Uma orquestra sem maestro, tocando Beethoven em perfeita sincronia e com toda a riqueza de detalhes que a música exige. Essa imagem pode ser tomada como promessa de um futuro mais democrático, ou então como um sonho bonito, mas perigoso —como no “Ensaio de Orquestra“, filme de Fellini em que a revolta contra o regente desemboca em caos e destruição.
Seja como for, neste domingo (8), a Mahler Chamber Orchestra trouxe a utopia para o palco do Teatro Cultura Artística —e isso antes mesmo da chegada da pianista chinesa Yuja Wang, principal causa da fila que se formou na porta do teatro.
Em lugar do habitual rito hierárquico —em que primeiro entra a massa dos músicos, depois o primeiro violino e, por fim, o maestro—, a orquestra veio de uma só vez. Para todos atacarem juntos os acordes da “Abertura Coriolano” opus 62, bastou um aceno do primeiro violino, o alemão de origem brasileira José Maria Blumenschein. A partir daí, os 40 músicos de mais de dez nacionalidades diferentes navegaram com facilidade a partitura de Beethoven, trocando olhares entre si como se fizessem música de câmara.
Foi um ótimo início para um programa que ficou ainda melhor com a entrada de Wang, uma das artistas mais aguardadas desta temporada.
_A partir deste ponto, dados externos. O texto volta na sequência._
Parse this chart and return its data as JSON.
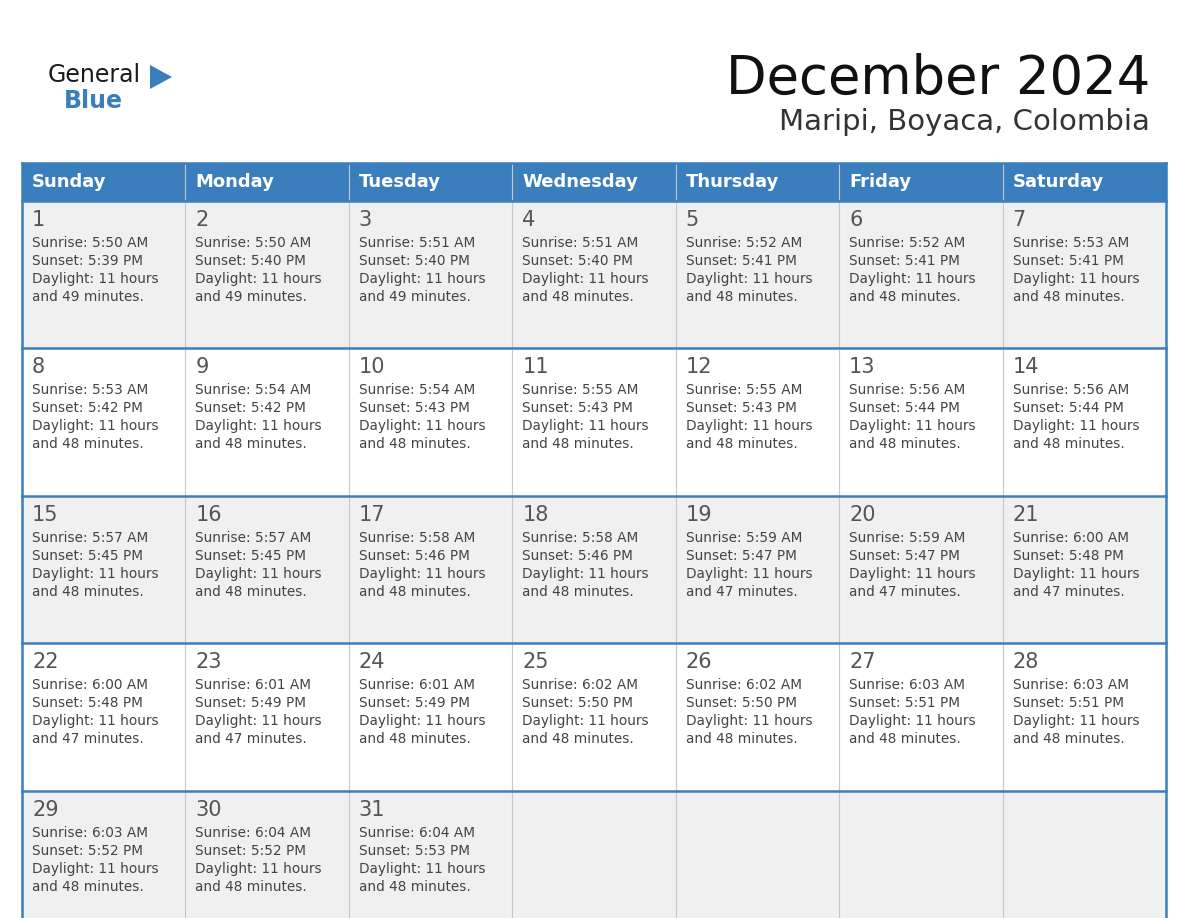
{
  "title": "December 2024",
  "subtitle": "Maripi, Boyaca, Colombia",
  "header_bg_color": "#3A7EBD",
  "header_text_color": "#FFFFFF",
  "row_bg_colors": [
    "#F0F0F0",
    "#FFFFFF"
  ],
  "border_color": "#3A7EBD",
  "text_color": "#444444",
  "days_of_week": [
    "Sunday",
    "Monday",
    "Tuesday",
    "Wednesday",
    "Thursday",
    "Friday",
    "Saturday"
  ],
  "calendar_data": [
    [
      {
        "day": 1,
        "sunrise": "5:50 AM",
        "sunset": "5:39 PM",
        "daylight_h": "11 hours",
        "daylight_m": "and 49 minutes."
      },
      {
        "day": 2,
        "sunrise": "5:50 AM",
        "sunset": "5:40 PM",
        "daylight_h": "11 hours",
        "daylight_m": "and 49 minutes."
      },
      {
        "day": 3,
        "sunrise": "5:51 AM",
        "sunset": "5:40 PM",
        "daylight_h": "11 hours",
        "daylight_m": "and 49 minutes."
      },
      {
        "day": 4,
        "sunrise": "5:51 AM",
        "sunset": "5:40 PM",
        "daylight_h": "11 hours",
        "daylight_m": "and 48 minutes."
      },
      {
        "day": 5,
        "sunrise": "5:52 AM",
        "sunset": "5:41 PM",
        "daylight_h": "11 hours",
        "daylight_m": "and 48 minutes."
      },
      {
        "day": 6,
        "sunrise": "5:52 AM",
        "sunset": "5:41 PM",
        "daylight_h": "11 hours",
        "daylight_m": "and 48 minutes."
      },
      {
        "day": 7,
        "sunrise": "5:53 AM",
        "sunset": "5:41 PM",
        "daylight_h": "11 hours",
        "daylight_m": "and 48 minutes."
      }
    ],
    [
      {
        "day": 8,
        "sunrise": "5:53 AM",
        "sunset": "5:42 PM",
        "daylight_h": "11 hours",
        "daylight_m": "and 48 minutes."
      },
      {
        "day": 9,
        "sunrise": "5:54 AM",
        "sunset": "5:42 PM",
        "daylight_h": "11 hours",
        "daylight_m": "and 48 minutes."
      },
      {
        "day": 10,
        "sunrise": "5:54 AM",
        "sunset": "5:43 PM",
        "daylight_h": "11 hours",
        "daylight_m": "and 48 minutes."
      },
      {
        "day": 11,
        "sunrise": "5:55 AM",
        "sunset": "5:43 PM",
        "daylight_h": "11 hours",
        "daylight_m": "and 48 minutes."
      },
      {
        "day": 12,
        "sunrise": "5:55 AM",
        "sunset": "5:43 PM",
        "daylight_h": "11 hours",
        "daylight_m": "and 48 minutes."
      },
      {
        "day": 13,
        "sunrise": "5:56 AM",
        "sunset": "5:44 PM",
        "daylight_h": "11 hours",
        "daylight_m": "and 48 minutes."
      },
      {
        "day": 14,
        "sunrise": "5:56 AM",
        "sunset": "5:44 PM",
        "daylight_h": "11 hours",
        "daylight_m": "and 48 minutes."
      }
    ],
    [
      {
        "day": 15,
        "sunrise": "5:57 AM",
        "sunset": "5:45 PM",
        "daylight_h": "11 hours",
        "daylight_m": "and 48 minutes."
      },
      {
        "day": 16,
        "sunrise": "5:57 AM",
        "sunset": "5:45 PM",
        "daylight_h": "11 hours",
        "daylight_m": "and 48 minutes."
      },
      {
        "day": 17,
        "sunrise": "5:58 AM",
        "sunset": "5:46 PM",
        "daylight_h": "11 hours",
        "daylight_m": "and 48 minutes."
      },
      {
        "day": 18,
        "sunrise": "5:58 AM",
        "sunset": "5:46 PM",
        "daylight_h": "11 hours",
        "daylight_m": "and 48 minutes."
      },
      {
        "day": 19,
        "sunrise": "5:59 AM",
        "sunset": "5:47 PM",
        "daylight_h": "11 hours",
        "daylight_m": "and 47 minutes."
      },
      {
        "day": 20,
        "sunrise": "5:59 AM",
        "sunset": "5:47 PM",
        "daylight_h": "11 hours",
        "daylight_m": "and 47 minutes."
      },
      {
        "day": 21,
        "sunrise": "6:00 AM",
        "sunset": "5:48 PM",
        "daylight_h": "11 hours",
        "daylight_m": "and 47 minutes."
      }
    ],
    [
      {
        "day": 22,
        "sunrise": "6:00 AM",
        "sunset": "5:48 PM",
        "daylight_h": "11 hours",
        "daylight_m": "and 47 minutes."
      },
      {
        "day": 23,
        "sunrise": "6:01 AM",
        "sunset": "5:49 PM",
        "daylight_h": "11 hours",
        "daylight_m": "and 47 minutes."
      },
      {
        "day": 24,
        "sunrise": "6:01 AM",
        "sunset": "5:49 PM",
        "daylight_h": "11 hours",
        "daylight_m": "and 48 minutes."
      },
      {
        "day": 25,
        "sunrise": "6:02 AM",
        "sunset": "5:50 PM",
        "daylight_h": "11 hours",
        "daylight_m": "and 48 minutes."
      },
      {
        "day": 26,
        "sunrise": "6:02 AM",
        "sunset": "5:50 PM",
        "daylight_h": "11 hours",
        "daylight_m": "and 48 minutes."
      },
      {
        "day": 27,
        "sunrise": "6:03 AM",
        "sunset": "5:51 PM",
        "daylight_h": "11 hours",
        "daylight_m": "and 48 minutes."
      },
      {
        "day": 28,
        "sunrise": "6:03 AM",
        "sunset": "5:51 PM",
        "daylight_h": "11 hours",
        "daylight_m": "and 48 minutes."
      }
    ],
    [
      {
        "day": 29,
        "sunrise": "6:03 AM",
        "sunset": "5:52 PM",
        "daylight_h": "11 hours",
        "daylight_m": "and 48 minutes."
      },
      {
        "day": 30,
        "sunrise": "6:04 AM",
        "sunset": "5:52 PM",
        "daylight_h": "11 hours",
        "daylight_m": "and 48 minutes."
      },
      {
        "day": 31,
        "sunrise": "6:04 AM",
        "sunset": "5:53 PM",
        "daylight_h": "11 hours",
        "daylight_m": "and 48 minutes."
      },
      null,
      null,
      null,
      null
    ]
  ],
  "logo_general_color": "#1A1A1A",
  "logo_blue_color": "#3A7EBD",
  "fig_width": 11.88,
  "fig_height": 9.18,
  "dpi": 100
}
A pianista, que tem o costume de escolher a dedo uma peça de alta-costura para cada obra apresentada, apareceu com um ousado vestido de vinil branco e, surpreendentemente, não se sentou de pronto ao piano.
Em pé diante do instrumento, Wang regeu —de modo sumário e pouco claro— o início do “Concerto para piano nº 2” de Chopin. Quando a orquestra terminou de expor os temas do movimento, a pianista rapidamente se reposicionou e repetiu as mesmas melodias, agora ornamentadas de modo expressivo e entremeadas com volteios velozes.
Escrito quando o compositor mal havia deixado a adolescência, o concerto não é tido como uma de suas obras mais inspiradas, sobretudo no caso do primeiro e do terceiro movimentos. Isso só aumenta o mérito de Wang, que conseguiu arrancar poesia de passagens que muitas vezes soam como meros exercícios de velocidade. Naturalmente, o resultado foi ainda melhor no segundo movimento, em que a poesia está mais à mão.
A segunda parte do programa começou com um destacamento de 15 músicos da orquestra tocando o “Concerto em Mi bemol, Dumbarton Oaks”, uma recriação modernista dos “Concertos de Brandenburgo” de Bach escrita por Stravinski no final da década de 1930.
Tal como num verdadeiro concerto barroco, nessa peça os instrumentistas se alternam no papel de solistas —o que, nesse contexto, serviu para realçar o espírito democrático do grupo, criado pelo maestro italiano Claudio Abbado em 1997 com o intuito de buscar uma maneira mais horizontal de se fazer música orquestral.
Para encerrar a noite, Wang retornou trajando um vestido vermelho para tocar e reger uma das peças mais populares do repertório: o “Concerto para piano nº 1” de Tchaikóvski. Optando por andamentos acelerados, sua interpretação enfatizou o vínculo da obra com a dança —um elemento marcante do estilo do compositor, também conhecido por seus balés.
Nas passagens líricas, a pianista esculpiu as frases com um olho nas minúcias e outro na estrutura da peça. Nos trechos virtuosísticos, conseguiu manter o mesmo patamar de musicalidade, valendo-se para isso de uma agilidade assombrosa.
Aliás, ninguém duvida da excelência técnica de Wang, uma virtuose que há duas décadas vem acumulando prêmios. O que se escutou ontem no Teatro Cultura Artística, porém, vai mais longe. A artista mostrou que, além de fazer o que quiser com o piano, sabe perfeitamente o que quer com as obras que interpreta.
Colocando seus imensos recursos pianísticos a serviço das composições, Wang apresentou leituras marcantes dos dois concertos românticos escolhidos para o programa, revelando o brilho de um Chopin desigual e lançando uma nova luz sobre um Tchaikóvski conhecido demais. Não é pouco para uma única noite de música.